In April and May I spent many pained hours assessing my A Level students - pained because I was desperate to get it right, to give them the chance to get a result which honoured their hard work both before and during lockdown. All the time aware their futures were on the line.
We did mocks, we rigorously tested, we did tutorials to assess every nuance of their competence. We were to all intents and purposes *more* rigorous that any exam would have been. And we asked our students to do that while the world fell apart.
It’s a pressure way beyond any exam stress. And it’s one students stepped up to. They did their coursework knowing it might not matter, they sat mocks on zoom, they were assessed again and again and again. And that’s just students I’d taught all year. I knew them.
But then, June hit. The government realised that they had literally thousands of students who were centre less - they sat exams at a centre but didn’t go to school there ordinarily. Centres turned round and refused to predict grades. These students faced no results at all.
Our college stepped in. We became a global centre for assessing disenfranchised students. For hours and hours, over an intensive period, I assessed student after student I didn’t know and will likely never meet. Students from across the world.
This was not arbitrary. We tested rigorously. I assessed every facet of their knowledge I could. Again, way beyond exams would. Each assessment objective tested and retested. I threw brand new topics at them to see how fast they picked things up, gauged their analysis..
People talk about the rigour or the tutorial method. This tested its limits, and amidst all this assessing, each student was (naturally) terrified (not, I hope, of me). I cared how each student did. Support and concern were, and always are, at the forefront of everything I did.

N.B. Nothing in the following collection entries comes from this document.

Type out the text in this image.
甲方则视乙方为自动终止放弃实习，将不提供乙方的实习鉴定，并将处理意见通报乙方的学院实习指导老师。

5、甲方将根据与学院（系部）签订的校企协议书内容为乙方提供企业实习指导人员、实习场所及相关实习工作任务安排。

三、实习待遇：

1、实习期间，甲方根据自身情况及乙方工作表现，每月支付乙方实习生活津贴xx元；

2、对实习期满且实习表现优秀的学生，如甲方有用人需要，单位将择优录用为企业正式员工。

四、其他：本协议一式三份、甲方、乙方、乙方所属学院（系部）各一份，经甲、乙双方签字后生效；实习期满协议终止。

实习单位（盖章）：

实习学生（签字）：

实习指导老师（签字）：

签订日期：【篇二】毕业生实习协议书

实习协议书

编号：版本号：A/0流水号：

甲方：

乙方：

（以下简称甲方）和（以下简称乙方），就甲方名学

I gently pushed each to see how much they knew and played the what-would-they-have-got track countless times in my head. Reports were written, detailed justification of every aspect of each students performance given.

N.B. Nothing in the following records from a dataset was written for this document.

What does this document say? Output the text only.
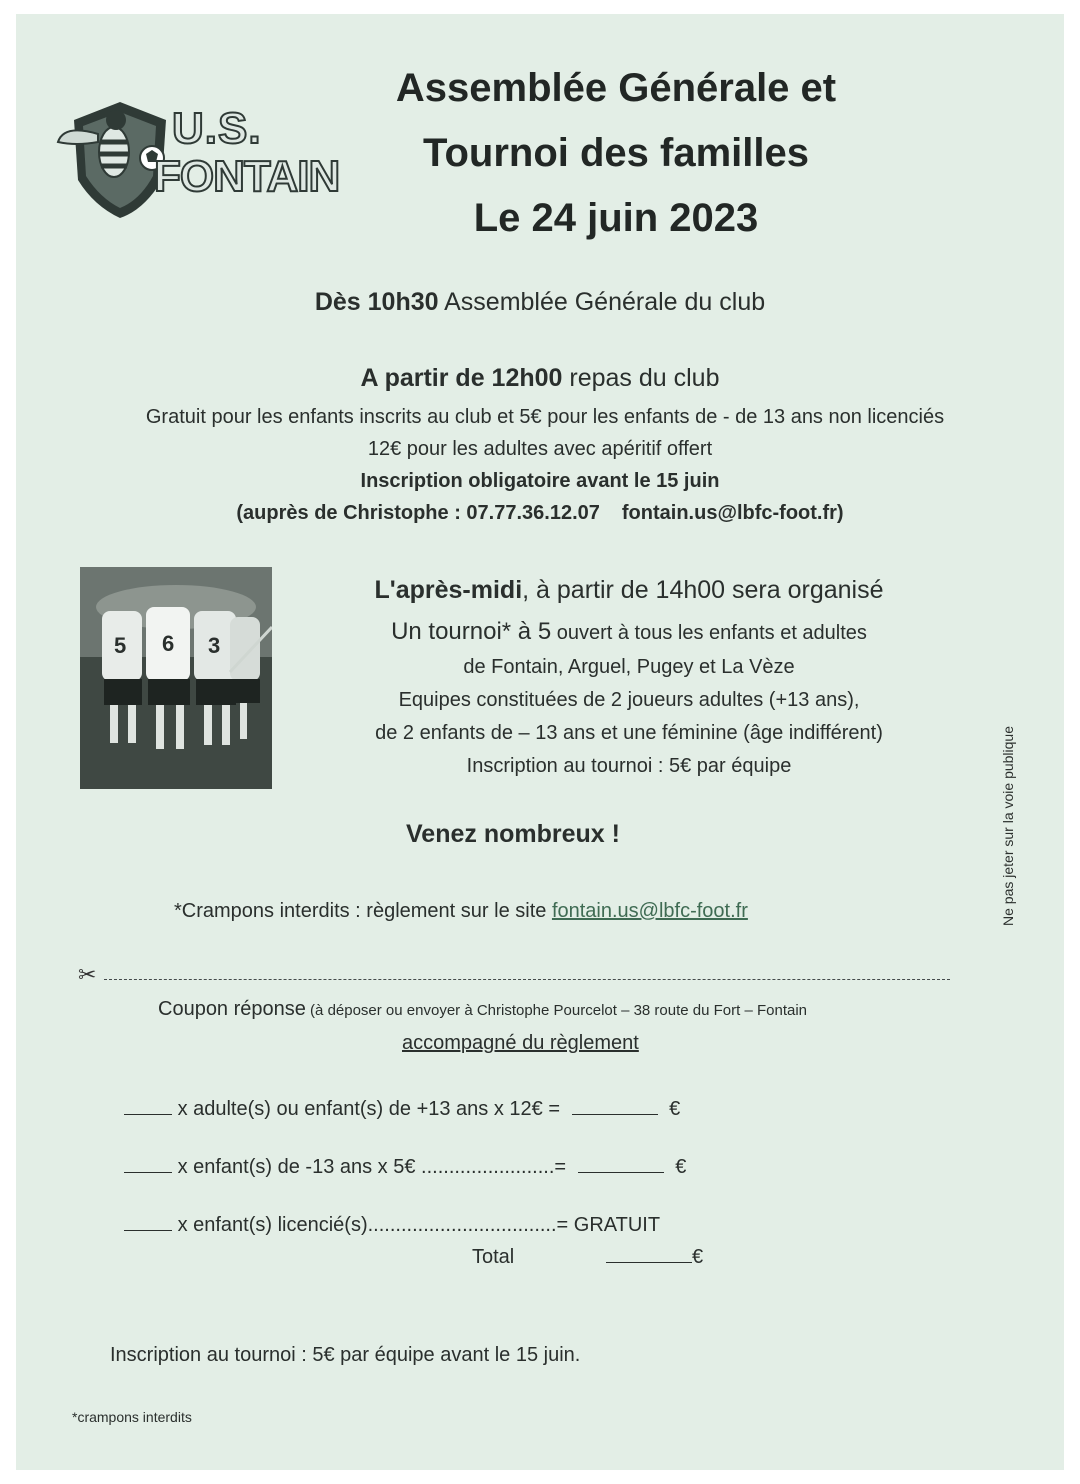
U.S.
FONTAIN
Assemblée Générale et
Tournoi des familles
Le 24 juin 2023
Dès 10h30 Assemblée Générale du club
A partir de 12h00 repas du club
Gratuit pour les enfants inscrits au club et 5€ pour les enfants de - de 13 ans non licenciés
12€ pour les adultes avec apéritif offert
Inscription obligatoire avant le 15 juin
(auprès de Christophe : 07.77.36.12.07 fontain.us@lbfc-foot.fr)
5 6 3
L'après-midi, à partir de 14h00 sera organisé
Un tournoi* à 5 ouvert à tous les enfants et adultes
de Fontain, Arguel, Pugey et La Vèze
Equipes constituées de 2 joueurs adultes (+13 ans),
de 2 enfants de – 13 ans et une féminine (âge indifférent)
Inscription au tournoi : 5€ par équipe
Venez nombreux !
*Crampons interdits : règlement sur le site fontain.us@lbfc-foot.fr	Ne pas jeter sur la voie publique
✂
Coupon réponse (à déposer ou envoyer à Christophe Pourcelot – 38 route du Fort – Fontain
accompagné du règlement
x adulte(s) ou enfant(s) de +13 ans x 12€ =	€
x enfant(s) de -13 ans x 5€ ........................=	€
x enfant(s) licencié(s)..................................= GRATUIT
Total	€
Inscription au tournoi : 5€ par équipe avant le 15 juin.
*crampons interdits
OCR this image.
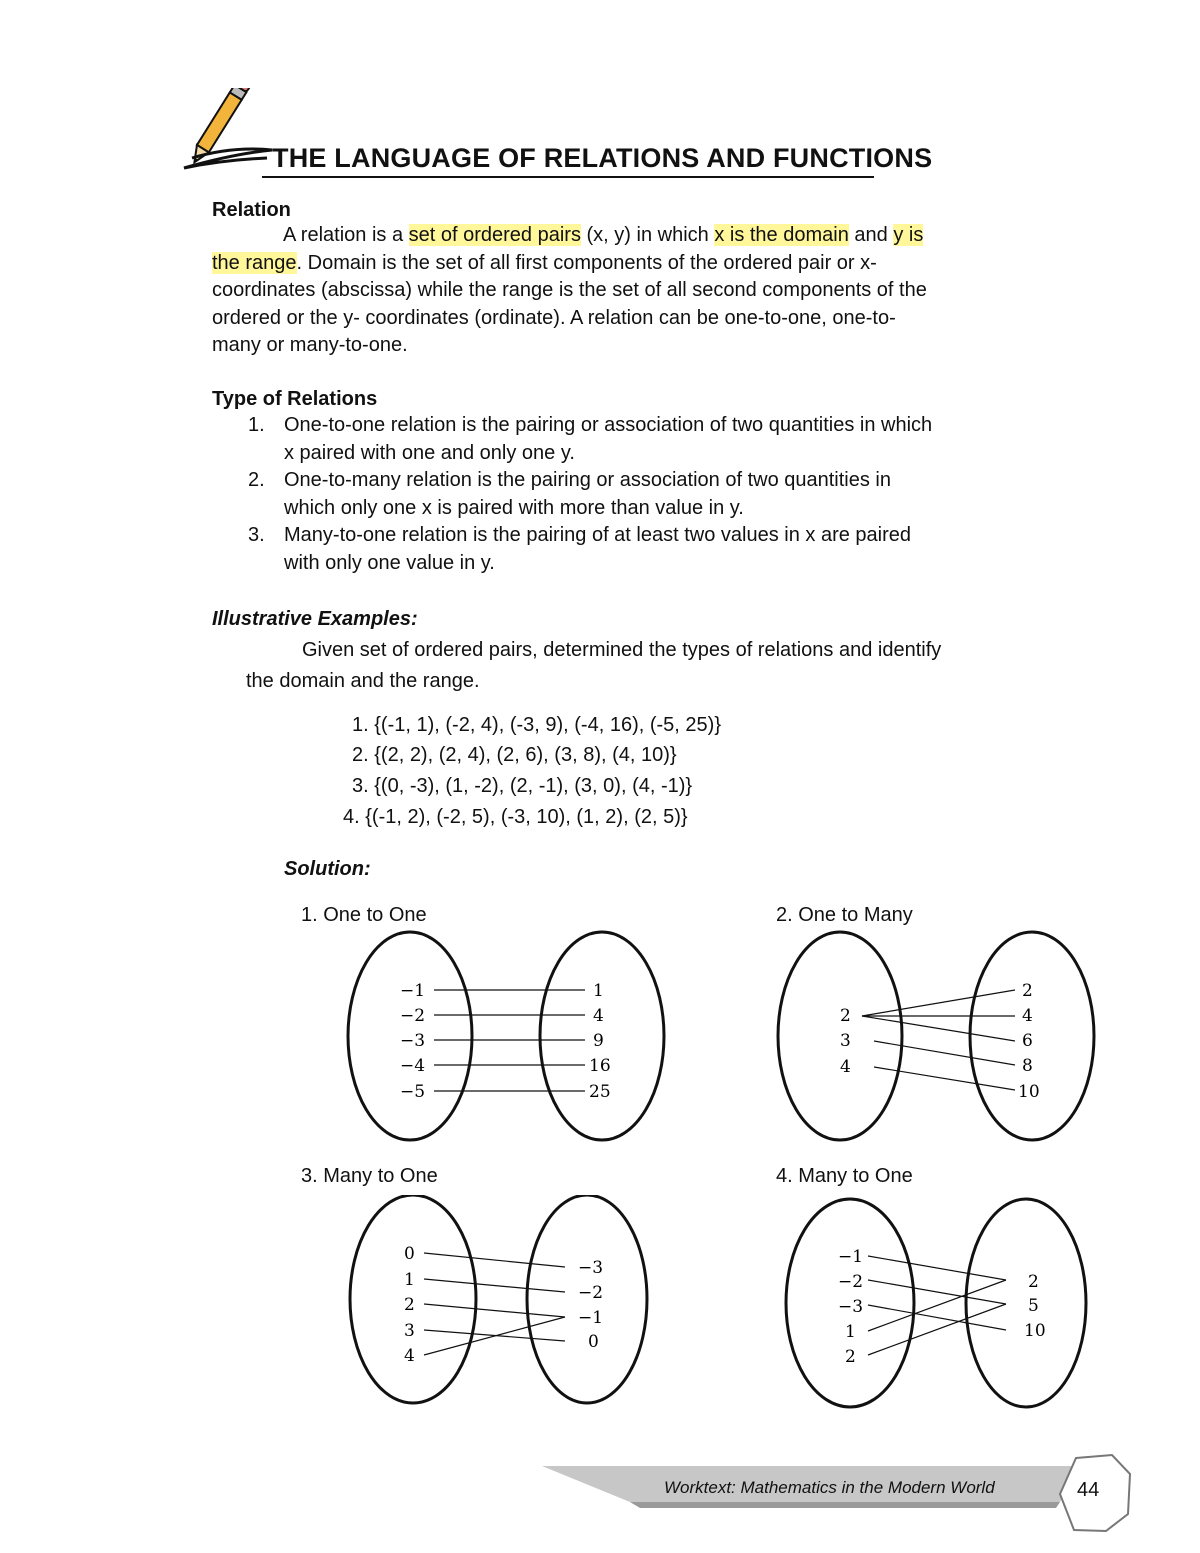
THE LANGUAGE OF RELATIONS AND FUNCTIONS
Relation
A relation is a set of ordered pairs (x, y) in which x is the domain and y is
the range. Domain is the set of all first components of the ordered pair or x-
coordinates (abscissa) while the range is the set of all second components of the
ordered or the y- coordinates (ordinate). A relation can be one-to-one, one-to-
many or many-to-one.
Type of Relations
1. One-to-one relation is the pairing or association of two quantities in which
x paired with one and only one y.
2. One-to-many relation is the pairing or association of two quantities in
which only one x is paired with more than value in y.
3. Many-to-one relation is the pairing of at least two values in x are paired
with only one value in y.
Illustrative Examples:
Given set of ordered pairs, determined the types of relations and identify
the domain and the range.
1. {(-1, 1), (-2, 4), (-3, 9), (-4, 16), (-5, 25)}
2. {(2, 2), (2, 4), (2, 6), (3, 8), (4, 10)}
3. {(0, -3), (1, -2), (2, -1), (3, 0), (4, -1)}
4. {(-1, 2), (-2, 5), (-3, 10), (1, 2), (2, 5)}
Solution:
1. One to One	2. One to Many
3. Many to One	4. Many to One
−1
−2
−3
−4
−5
1
4
9
16
25
2
3
4
2
4
6
8
10
0
1
2
3
4
−3
−2
−1
0
−1
−2
−3
1
2
2
5
10
Worktext: Mathematics in the Modern World	44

The metric kept shifting. And we shifted accordingly.
None of this is clear cut. It never was. Decisions were chaotic from the start. (Yes I know I know pandemic, and all those lives, I know. It’s horrific. I’d never want to suggest it’s not. But our students lives matter too). The government delayed and delayed deciding what to do.

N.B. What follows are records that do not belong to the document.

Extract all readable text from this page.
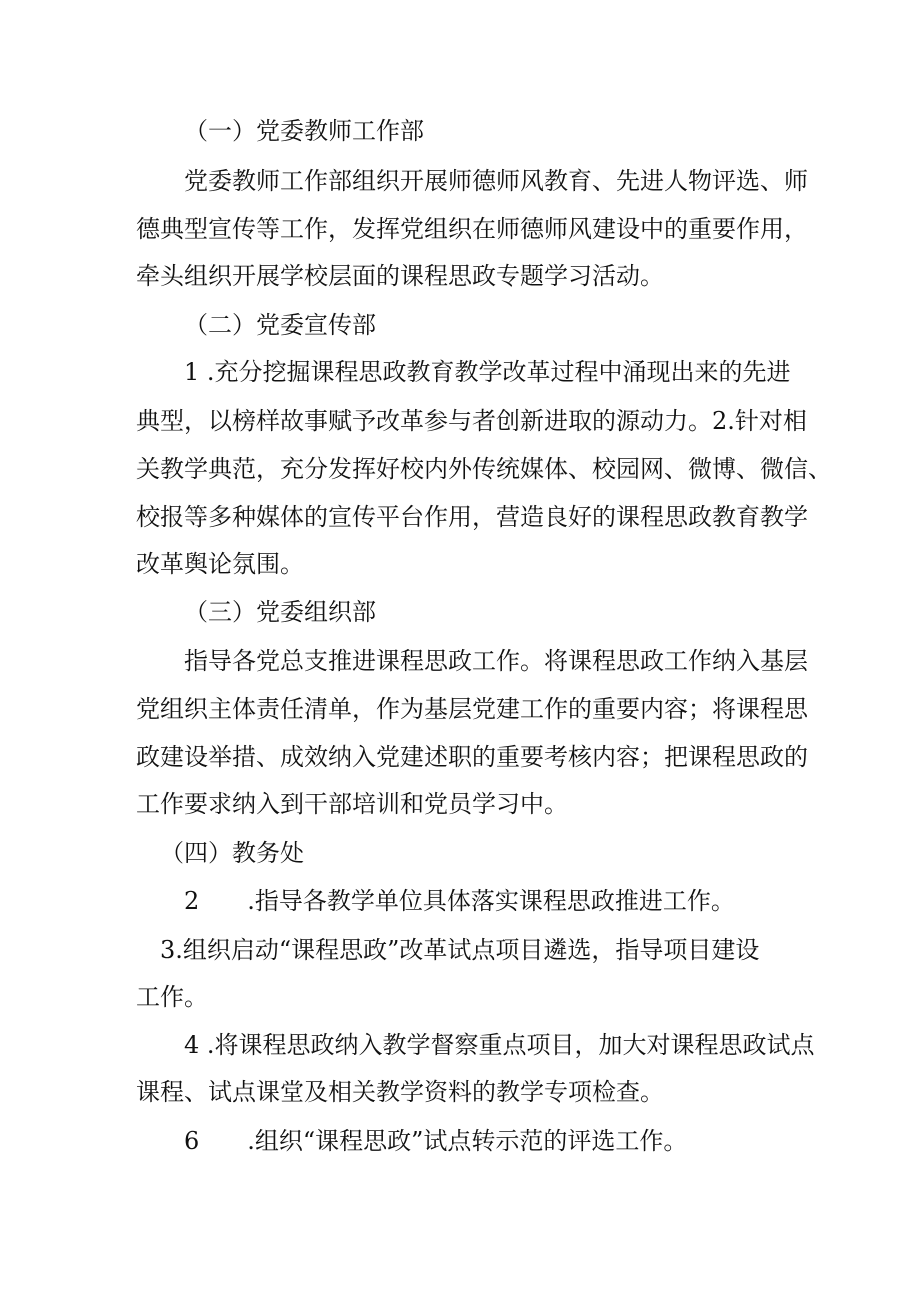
（一）党委教师工作部

党委教师工作部组织开展师德师风教育、先进人物评选、师

德典型宣传等工作，发挥党组织在师德师风建设中的重要作用，

牵头组织开展学校层面的课程思政专题学习活动。

（二）党委宣传部

1 .充分挖掘课程思政教育教学改革过程中涌现出来的先进

典型，以榜样故事赋予改革参与者创新进取的源动力。2.针对相

关教学典范，充分发挥好校内外传统媒体、校园网、微博、微信、

校报等多种媒体的宣传平台作用，营造良好的课程思政教育教学

改革舆论氛围。

（三）党委组织部

指导各党总支推进课程思政工作。将课程思政工作纳入基层

党组织主体责任清单，作为基层党建工作的重要内容；将课程思

政建设举措、成效纳入党建述职的重要考核内容；把课程思政的

工作要求纳入到干部培训和党员学习中。

（四）教务处

2　　.指导各教学单位具体落实课程思政推进工作。

3.组织启动“课程思政”改革试点项目遴选，指导项目建设

工作。

4 .将课程思政纳入教学督察重点项目，加大对课程思政试点

课程、试点课堂及相关教学资料的教学专项检查。

6　　.组织“课程思政”试点转示范的评选工作。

And in these delays the gut punch of uncertainty keeps coming back. As boards, governments, regulators grapple with things, I wish they had been in the nitty gritty and yes painful business of assessing individuals. Perhaps then they’d see one size fits all hurts most if not all.
And before assumptions of inflation of grades are levelled at teachers, they’d do well to perhaps just ask what really happened. Generalisations, as I often remind students, weaken your argument and suggest, on the whole, you don’t really know what you’re talking about after all.